Sometimes referred to as mobile homes, they are built entirely in manufacturing plants and transported to the property where they’ll stay. It’s an option that’s 35% to 47% cheaper per square foot than traditional housing, which is built on-site on a permanent foundation, according to data from the Urban Institute.

“The puzzle is why there’s so little (manufactured housing) being shipped when it’s a much better product than it used to be,” said Laurie Goodman, an Urban Institute fellow.

Just as they’ve done with traditional houses, prices have gone for manufactured homes.

By January 2022, the average sales price rose to $122,500, influenced by demand, inflation and labor shortages, according to the Urban Institute. That’s compared to the $108,000 manufactured homes went for on average in 2021, according to US Census Bureau data.

Even so, manufactured homes can be hundreds of thousands of dollars cheaper than site-built homes, which, excluding the cost of land, sold for an average of $365,900 in 2021.

Manufactured home owners aren’t safe from rent hikes

Zoning restrictions, rent increases and financing challenges are stymying manufactured home production, Goodman said. Additionally, many municipalities don’t allow or make it difficult to build new communities and parks.

Those who can secure them may struggle with financing.

“Financing on (manufactured housing) is very complex,” Goodman said. “There’s manufactured housing where you own the underlying land and that can qualify for a regular mortgage (and) there’s manufactured housing where you don’t own the underlying land and that requires home-only financing…”

Although the credit standards for home-only financing are more achievable, it’s often a more expensive option since the homeowner also has to pay rent on the land.

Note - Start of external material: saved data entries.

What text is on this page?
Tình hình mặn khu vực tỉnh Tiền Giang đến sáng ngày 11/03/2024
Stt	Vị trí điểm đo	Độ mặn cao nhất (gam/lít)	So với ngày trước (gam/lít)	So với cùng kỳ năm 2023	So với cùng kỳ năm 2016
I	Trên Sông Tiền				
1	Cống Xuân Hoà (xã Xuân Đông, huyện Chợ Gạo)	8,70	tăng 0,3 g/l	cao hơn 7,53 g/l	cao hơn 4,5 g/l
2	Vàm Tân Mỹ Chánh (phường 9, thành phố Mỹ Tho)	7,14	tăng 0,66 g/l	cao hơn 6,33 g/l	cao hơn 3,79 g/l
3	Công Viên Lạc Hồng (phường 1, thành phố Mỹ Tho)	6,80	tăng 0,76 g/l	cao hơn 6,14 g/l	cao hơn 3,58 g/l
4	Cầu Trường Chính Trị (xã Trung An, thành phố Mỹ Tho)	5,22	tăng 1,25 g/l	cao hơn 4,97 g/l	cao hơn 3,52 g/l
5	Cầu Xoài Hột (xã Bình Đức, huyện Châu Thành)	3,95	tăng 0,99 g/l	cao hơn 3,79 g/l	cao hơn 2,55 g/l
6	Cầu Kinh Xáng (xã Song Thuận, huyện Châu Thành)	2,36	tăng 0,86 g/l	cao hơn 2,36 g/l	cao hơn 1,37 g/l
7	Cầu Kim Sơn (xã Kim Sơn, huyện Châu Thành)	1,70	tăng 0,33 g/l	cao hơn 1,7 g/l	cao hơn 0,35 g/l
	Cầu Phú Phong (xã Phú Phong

That land, often manufactured home communities or parks, is appealing to investors who may have short-term interests that don’t include long-term affordability for homeowners.

In Massachusetts, residents at American Mobile Park are facing rent increases of about 40%, according to the Boston organization Lawyers for Civil Rights.

At the end of November, residents who rent learned their monthly payments would increase from less than $1,000 to more than $1,300. Those who own would also be paying about 25% more, bringing their fees from less than $500 to about $600.

The park’s management company Parakeet Communities did not immediately reply to NewsNation’s request for comment.

Lawyers for Civil Rights issued a cease-and-desist letter on Jan. 17, demanding that the park’s landlord halt what the group called “illegal and exorbitant rent increases.”

“These cost increases are exorbitant for such a vulnerable population living on low and fixed incomes,” the letter stated. “In fact, they have hit some tenants so hard that a group of residents have taken it upon themselves to set up a food bank for those who are now struggling to afford basic necessities.”

A drop in manufactured home production

Manufactured homes flooded the market in 1999 as foreclosures and repossessions became more common, but production fell off as credit standards became stricter and the housing bubble and Great Recession set in.

By the first half of 2022, however, shipments were back up 12%, according to an Urban Institute analysis.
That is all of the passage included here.